El sector horeca está cambiando más rápido que un camarero en hora punta. Los hábitos post-pandemia redujeron las comidas fuera de casa un 20%, mientras el delivery creció hasta representar el 5,2% de los ingresos totales. Las dark kitchens crecen un 65% anual, y la tecnología con inteligencia artificial redefine cómo operan los negocios. Adaptarse ya no es opcional, es sobrevivir. Quienes entiendan esta transformación completa tienen mucho más por descubrir.
El sector Horeca está atravesando una transformación sin precedentes, y los números lo confirman con una claridad difícil de ignorar. Los cambios post-pandemic changes han redefinido por completo cómo las personas comen fuera de casa. Antes, el promedio era de 5.4 comidas fuera por semana; ahora ese número ha caído a 3. Eso representa una reducción del 20% en el volumen de comida consumida y un 25% menos en ventas de bebidas. Dicho de otro modo, los restaurantes están vendiendo menos, aunque no necesariamente cerrando más.
El concepto de delivery sales ha pasado de ser un extra conveniente a convertirse en una pieza clave del negocio. Actualmente, las ventas por entrega representan el 5.2% del total del sector, reemplazando en gran medida las visitas tradicionales al restaurante. Este giro hacia un enfoque omnicanal no es una moda pasajera; es una respuesta directa a cómo han evolucionado los consumer habits. Los clientes quieren comer bien, pero desde donde ellos elijan, y cuando ellos decidan.
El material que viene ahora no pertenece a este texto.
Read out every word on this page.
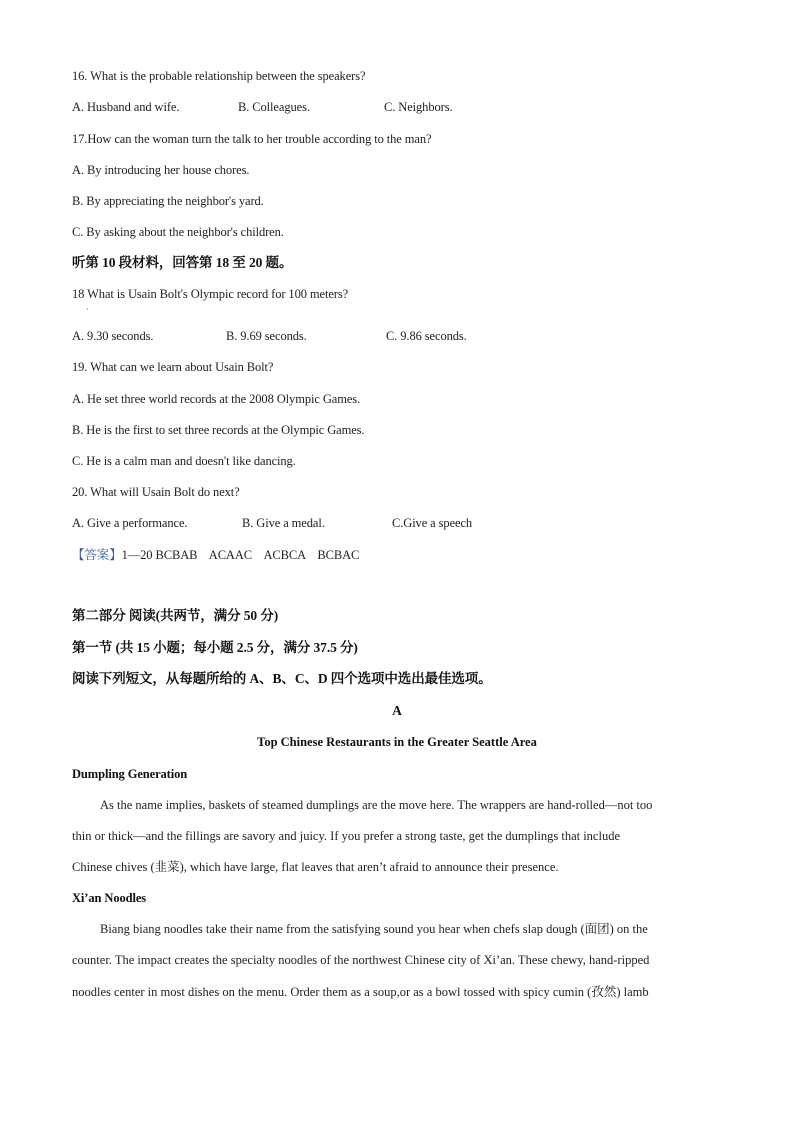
16. What is the probable relationship between the speakers?
A. Husband and wife.	B. Colleagues.	C. Neighbors.
17.How can the woman turn the talk to her trouble according to the man?
A. By introducing her house chores.
B. By appreciating the neighbor's yard.
C. By asking about the neighbor's children.
听第 10 段材料，回答第 18 至 20 题。
18 What is Usain Bolt's Olympic record for 100 meters?
·
A. 9.30 seconds.	B. 9.69 seconds.	C. 9.86 seconds.
19. What can we learn about Usain Bolt?
A. He set three world records at the 2008 Olympic Games.
B. He is the first to set three records at the Olympic Games.
C. He is a calm man and doesn't like dancing.
20. What will Usain Bolt do next?
A. Give a performance.	B. Give a medal.	C.Give a speech
【答案】1—20 BCBAB    ACAAC    ACBCA    BCBAC
第二部分 阅读(共两节，满分 50 分)
第一节 (共 15 小题；每小题 2.5 分，满分 37.5 分)
阅读下列短文，从每题所给的 A、B、C、D 四个选项中选出最佳选项。
A
Top Chinese Restaurants in the Greater Seattle Area
Dumpling Generation
As the name implies, baskets of steamed dumplings are the move here. The wrappers are hand-rolled—not too
thin or thick—and the fillings are savory and juicy. If you prefer a strong taste, get the dumplings that include
Chinese chives (韭菜), which have large, flat leaves that aren’t afraid to announce their presence.
Xi’an Noodles
Biang biang noodles take their name from the satisfying sound you hear when chefs slap dough (面团) on the
counter. The impact creates the specialty noodles of the northwest Chinese city of Xi’an. These chewy, hand-ripped
noodles center in most dishes on the menu. Order them as a soup,or as a bowl tossed with spicy cumin (孜然) lamb
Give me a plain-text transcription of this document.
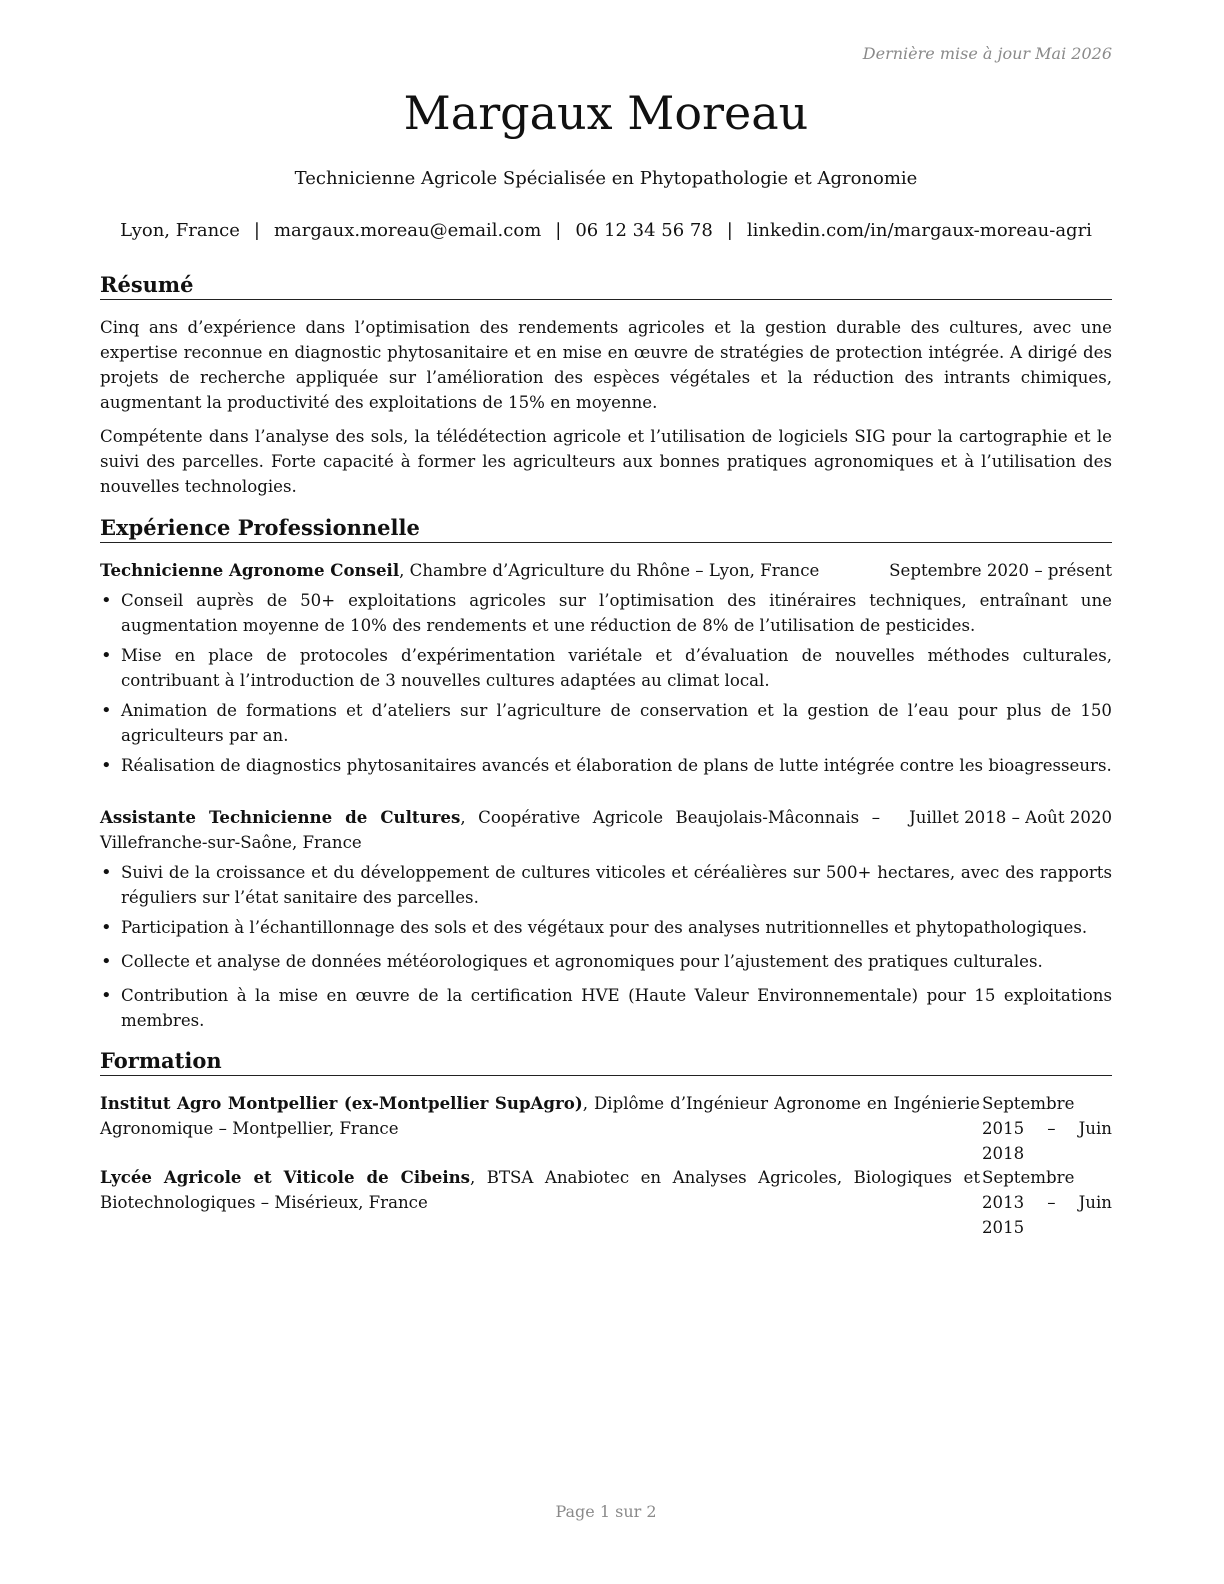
Dernière mise à jour Mai 2026
Margaux Moreau
Technicienne Agricole Spécialisée en Phytopathologie et Agronomie
Lyon, France | margaux.moreau@email.com | 06 12 34 56 78 | linkedin.com/in/margaux-moreau-agri
Résumé

Cinq ans d’expérience dans l’optimisation des rendements agricoles et la gestion durable des cultures, avec une expertise reconnue en diagnostic phytosanitaire et en mise en œuvre de stratégies de protection intégrée. A dirigé des projets de recherche appliquée sur l’amélioration des espèces végétales et la réduction des intrants chimiques, augmentant la productivité des exploitations de 15% en moyenne.

Compétente dans l’analyse des sols, la télédétection agricole et l’utilisation de logiciels SIG pour la cartographie et le suivi des parcelles. Forte capacité à former les agriculteurs aux bonnes pratiques agronomiques et à l’utilisation des nouvelles technologies.

Expérience Professionnelle
Technicienne Agronome Conseil, Chambre d’Agriculture du Rhône – Lyon, France	Septembre 2020 – présent
• Conseil auprès de 50+ exploitations agricoles sur l’optimisation des itinéraires techniques, entraînant une augmentation moyenne de 10% des rendements et une réduction de 8% de l’utilisation de pesticides.
• Mise en place de protocoles d’expérimentation variétale et d’évaluation de nouvelles méthodes culturales, contribuant à l’introduction de 3 nouvelles cultures adaptées au climat local.
• Animation de formations et d’ateliers sur l’agriculture de conservation et la gestion de l’eau pour plus de 150 agriculteurs par an.
• Réalisation de diagnostics phytosanitaires avancés et élaboration de plans de lutte intégrée contre les bioagresseurs.
Assistante Technicienne de Cultures, Coopérative Agricole Beaujolais-Mâconnais – Villefranche-sur-Saône, France
Juillet 2018 – Août 2020
• Suivi de la croissance et du développement de cultures viticoles et céréalières sur 500+ hectares, avec des rapports réguliers sur l’état sanitaire des parcelles.
• Participation à l’échantillonnage des sols et des végétaux pour des analyses nutritionnelles et phytopathologiques.
• Collecte et analyse de données météorologiques et agronomiques pour l’ajustement des pratiques culturales.
• Contribution à la mise en œuvre de la certification HVE (Haute Valeur Environnementale) pour 15 exploitations membres.
Formation
Institut Agro Montpellier (ex-Montpellier SupAgro), Diplôme d’Ingénieur Agronome en Ingénierie Agronomique – Montpellier, France
Septembre 2015 – Juin 2018
Lycée Agricole et Viticole de Cibeins, BTSA Anabiotec en Analyses Agricoles, Biologiques et Biotechnologiques – Misérieux, France
Septembre 2013 – Juin 2015
Page 1 sur 2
La implementación de tecnologías de IA está facilitando esta adaptación, permitiendo a los restaurantes responder más rápidamente a las demandas del consumidor.
Las ventas por entrega ya no son un extra: son el nuevo núcleo del negocio Horeca.
En este contexto, las dark kitchens han encontrado su momento. Con un crecimiento anual superior al 65%, estas cocinas sin sala ni meseros están demostrando que los restaurant setups tradicionales no son la única forma de operar. No hace falta un local bonito si el producto llega caliente y a tiempo. Es un modelo que prioriza la eficiencia sobre la experiencia presencial, y claramente está resonando con muchos consumidores. Además, el uso de cocinas fantasma permite a los restaurantes experimentar con menús de manera más ágil y adaptarse a las preferencias cambiantes del consumidor.
A pesar de todo, el sector muestra señales de sector resilience bastante notables. El net closure rate cayó ligeramente a un 0.08% en 2025, lo que indica que, aunque el entorno es exigente, los negocios están encontrando maneras de sobrevivir y adaptarse.
Además, el customer spending promedio ha subido un 2.5%, lo cual es una buena noticia, aunque hay que tomarla con cautela. Las inflation rates del sector alcanzan el 4.6%, lo que significa que ese aumento en el gasto apenas compensa el alza de precios. El cliente paga más, pero no necesariamente consume más.
Lo que está ocurriendo en el HORECA sector es una reconfiguración profunda de sus bases. Quienes entienden que la flexibilidad, la tecnología y el delivery son ahora parte esencial del negocio tienen más posibilidades de prosperar.
Los que insistan en operar exactamente como antes del 2020 enfrentan un camino considerablemente más cuesta arriba. El sector no está muriendo; está mutando, y bastante rápido.